そんな声が辺りに響いた瞬間、触手の海の一部が弾け飛んだ。いや、一瞬で細切れにされた為にまるで弾け飛んだように見えたのだ。

それを行ったのはたった一人の男。白銀に輝く軽鎧装備の上に黒地に金糸の刺繍が施されたサーコートを纏い、明らかに業物と見える剣を左右二本の手に握る中年の男性。明るい茶色の髪に鳶色の瞳、髭面だが不潔感は無く男臭さの中にもどこか愛嬌を感じさせる人の良さそうな容姿。取り立てて特徴のない、一見何処にでもいそうな温厚そうなおっさんに見えるが、そもそもただのおっさんは武装して戦場に出てこない。男が一歩前に踏み出す度に両腕と手にした剣が霞んだように見えなくなり、ほぼ同時に触手の海が弾け飛ぶ。

「……「双剣乱舞」アルベルト……」

位階100、英雄クラスの出陣だった。


「秘奥剣舞! ブレードテンペスト!!!!」

裂帛の気合と共に放たれたアーツが、触手の海を大幅に削る。英雄クラスの出陣は戦況を完全に逆転させた。殲滅速度が触手の再生速度上回り、少しずつではあるものの触手の海の範囲が狭まっていく。

「TUEEEEEE!」

「ヒャッハー! さすがアルベルトの旦那だぜぇっ!」

「来んの遅いッスよー! てかマリアの姐さんとかザックの兄貴とかは来ないんスかー!?」

「あ、すまん。アイツらはヤリすぎて足腰立たなくなったんで置いてきた。あと集中出来るように遮音結界張ってヤってたから気付かなくて遅れた」

「「「「なにやってんのこの人!」」」

「ナニをヤってましたが?(ドヤァ)」

……そういえば両刀使いで乱交上等だから「双剣乱舞」だったなこの人! てかおっさんのシモの事情とか知りたくなかったわ!

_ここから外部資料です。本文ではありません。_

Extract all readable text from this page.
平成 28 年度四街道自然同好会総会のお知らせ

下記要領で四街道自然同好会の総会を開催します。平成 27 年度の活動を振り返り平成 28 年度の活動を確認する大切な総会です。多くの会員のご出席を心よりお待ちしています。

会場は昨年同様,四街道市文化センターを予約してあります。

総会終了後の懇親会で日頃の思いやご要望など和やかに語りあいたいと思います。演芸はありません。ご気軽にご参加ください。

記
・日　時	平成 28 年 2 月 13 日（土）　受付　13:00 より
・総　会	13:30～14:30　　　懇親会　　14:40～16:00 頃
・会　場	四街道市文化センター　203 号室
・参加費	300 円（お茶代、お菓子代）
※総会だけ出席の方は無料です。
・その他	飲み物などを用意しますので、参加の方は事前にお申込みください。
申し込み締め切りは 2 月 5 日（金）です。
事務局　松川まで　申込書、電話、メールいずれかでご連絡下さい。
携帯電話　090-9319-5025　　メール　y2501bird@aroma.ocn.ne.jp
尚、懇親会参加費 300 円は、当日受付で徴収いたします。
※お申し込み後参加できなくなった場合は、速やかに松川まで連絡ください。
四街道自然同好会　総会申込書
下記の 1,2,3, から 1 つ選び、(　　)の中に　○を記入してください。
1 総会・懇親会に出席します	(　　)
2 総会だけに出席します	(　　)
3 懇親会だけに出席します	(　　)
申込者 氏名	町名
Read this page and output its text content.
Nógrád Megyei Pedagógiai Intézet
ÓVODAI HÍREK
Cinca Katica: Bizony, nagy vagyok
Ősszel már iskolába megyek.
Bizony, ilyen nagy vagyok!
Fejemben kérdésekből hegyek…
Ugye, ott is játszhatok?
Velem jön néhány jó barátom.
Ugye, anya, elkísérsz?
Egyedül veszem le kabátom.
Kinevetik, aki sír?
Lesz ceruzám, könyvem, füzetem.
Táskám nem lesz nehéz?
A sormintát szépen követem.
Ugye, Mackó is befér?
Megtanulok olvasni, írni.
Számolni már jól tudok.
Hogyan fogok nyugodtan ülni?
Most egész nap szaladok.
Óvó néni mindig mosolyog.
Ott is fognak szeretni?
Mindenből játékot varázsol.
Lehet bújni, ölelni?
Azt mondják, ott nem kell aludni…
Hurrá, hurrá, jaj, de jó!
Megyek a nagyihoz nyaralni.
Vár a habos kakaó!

「異形の邪神よ! この「双剣乱舞」のアルベルトが来たからにはこれ以上好き勝手にはさせんぞ! 大人しく無限地獄に帰るがいい!(キリッ)」

うん、いまさら格好付けても手遅れなんだよ?

あれ? そういえば邪神って知ってるのこの人達?

『神界との連絡が断絶する前に神託でクエストが発行されています。有力な冒険者には神殿から連絡が入ったのでは?』

ああ、なるほど。それで事態に気付いて遅れ馳せながらもやって来たと。

──お゛の゛れ゛ぇ゛ぇ゛ぇ゛っ゛! わ゛た゛し゛の゛ゆ゛り゛ハ゛ーレ゛ム゛の゛じゃ゛ま゛は゛さ゛せ゛ん゛ぞぉ゛ぉ゛ぉ゛っ゛!──

おいこら邪神。

「笑止! この世の可愛い子は全てこの私のつまみ食い対象! 貴様などに渡しはせん!」

お ま え も か。

邪神と英雄、相容れない(ただし性癖的な意味で)者同士が己が信念をかけてぶつかり合う……それっぽく言ってみたけどどっちも変態だよ!?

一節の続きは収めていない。